Across the city, as across the entire country, Vietnam aroused members of the swelling postwar baby boom generation, on campuses where most males were exempt from the draft, and in neighborhoods where the body bags were beginning to return. Pondering the linkages they perceived between capitalism, imperialism, and institutionalized racism, students joined New Left organizations like SDS, now a national entity whose headquarters had moved from New York to Chicago in 1965, partly to cut free from its parent organization, the more moderate League for Industrial Democracy. In a meeting in New York in December 1964, SDS leaders had begun organizing the first mass antiwar march on Washington for Easter 1965. Off the campuses, in poorer neighborhoods, America’s Asian war was also becoming a debatable issue. To at least some in Spanish Harlem and the South Bronx, including Mickey Melendez, “the ‘enemy’ looked too much like us—Puerto Ricans. American troops were destroying shantytowns in a remote country, which had an eerily similar appearance to the tropical country of our fathers.”
47

On April 15, 1967, in the Spring Mobilization to End the War in Vietnam, the pediatrician Dr. Benjamin Spock and Martin Luther King Jr. led at least one hundred thousand demonstrators—perhaps as many as four hundred thousand—from Central Park across Fifty-Ninth and Forty-Seventh Streets to a rally outside the United Nations.

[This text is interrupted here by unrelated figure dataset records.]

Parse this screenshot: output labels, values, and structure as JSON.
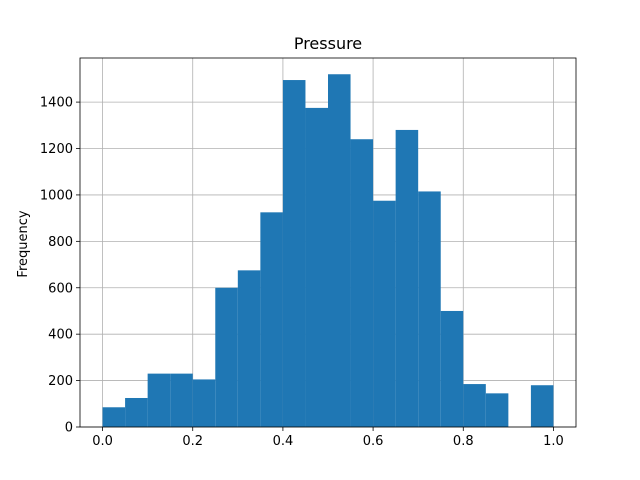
{
  "chart_data": {
    "type": "bar",
    "title": "Pressure",
    "xlabel": "",
    "ylabel": "Frequency",
    "xlim": [
      -0.05,
      1.05
    ],
    "ylim": [
      0,
      1590
    ],
    "grid": true,
    "bar_color": "#1f77b4",
    "bin_width": 0.05,
    "bin_starts": [
      0.0,
      0.05,
      0.1,
      0.15,
      0.2,
      0.25,
      0.3,
      0.35,
      0.4,
      0.45,
      0.5,
      0.55,
      0.6,
      0.65,
      0.7,
      0.75,
      0.8,
      0.85,
      0.9,
      0.95
    ],
    "values": [
      85,
      125,
      230,
      230,
      205,
      600,
      675,
      925,
      1495,
      1375,
      1520,
      1240,
      975,
      1280,
      1015,
      500,
      185,
      145,
      0,
      180
    ],
    "x_ticks": [
      0.0,
      0.2,
      0.4,
      0.6,
      0.8,
      1.0
    ],
    "x_tick_labels": [
      "0.0",
      "0.2",
      "0.4",
      "0.6",
      "0.8",
      "1.0"
    ],
    "y_ticks": [
      0,
      200,
      400,
      600,
      800,
      1000,
      1200,
      1400
    ],
    "y_tick_labels": [
      "0",
      "200",
      "400",
      "600",
      "800",
      "1000",
      "1200",
      "1400"
    ]
  }
}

It was, to date, the largest antiwar demonstration in American history. In addition to busloads of marchers from Pittsburgh, Cleveland, and Chicago, the city’s disparate constituencies flowed into the massive crowd. The middle-class professional women and housewives of Women Strike for Peace, some of them participants in the anti–civil defense actions of 1960 and 1961, joined the throng. A civil rights movement veteran named Abbie Hoffman helped lead a motley contingent from the East Village, which had burst forth as the East Coast’s mecca for hippies and cultural rebels. Hoffman sauntered uptown amid “[Allen] Ginsberg’s bells and chants, The Bread and Puppet Theater group, gaily dressed and stoned, a Yellow Submarine, and a lot of people who looked like they had posed for the Sergeant Pepper album cover.” “No Vietcong Ever Called Me Nigger,” asserted signs carried by protesters from Harlem. Many marchers chanted, “Hell no, we won’t go,” and “Hey, hey, LBJ, how many kids did you kill today?” Some went further than demanding an end to bloodshed and actively advocated the cause against which the United States was fighting in Vietnam. Marching with several hundred fellow Columbia students, Mark Rudd, a freshman from the New Jersey suburbs, observed militants carrying the red, blue, and gold Vietcong flag. “I felt a secret thrill: Here were people declaring in public what I only dared to say in private.” At the same time, Rudd “looked up to see a group of nuns waving at us from a second-floor balcony of their fancy Upper East Side convent. Everyone in New York seemed to be against the war.”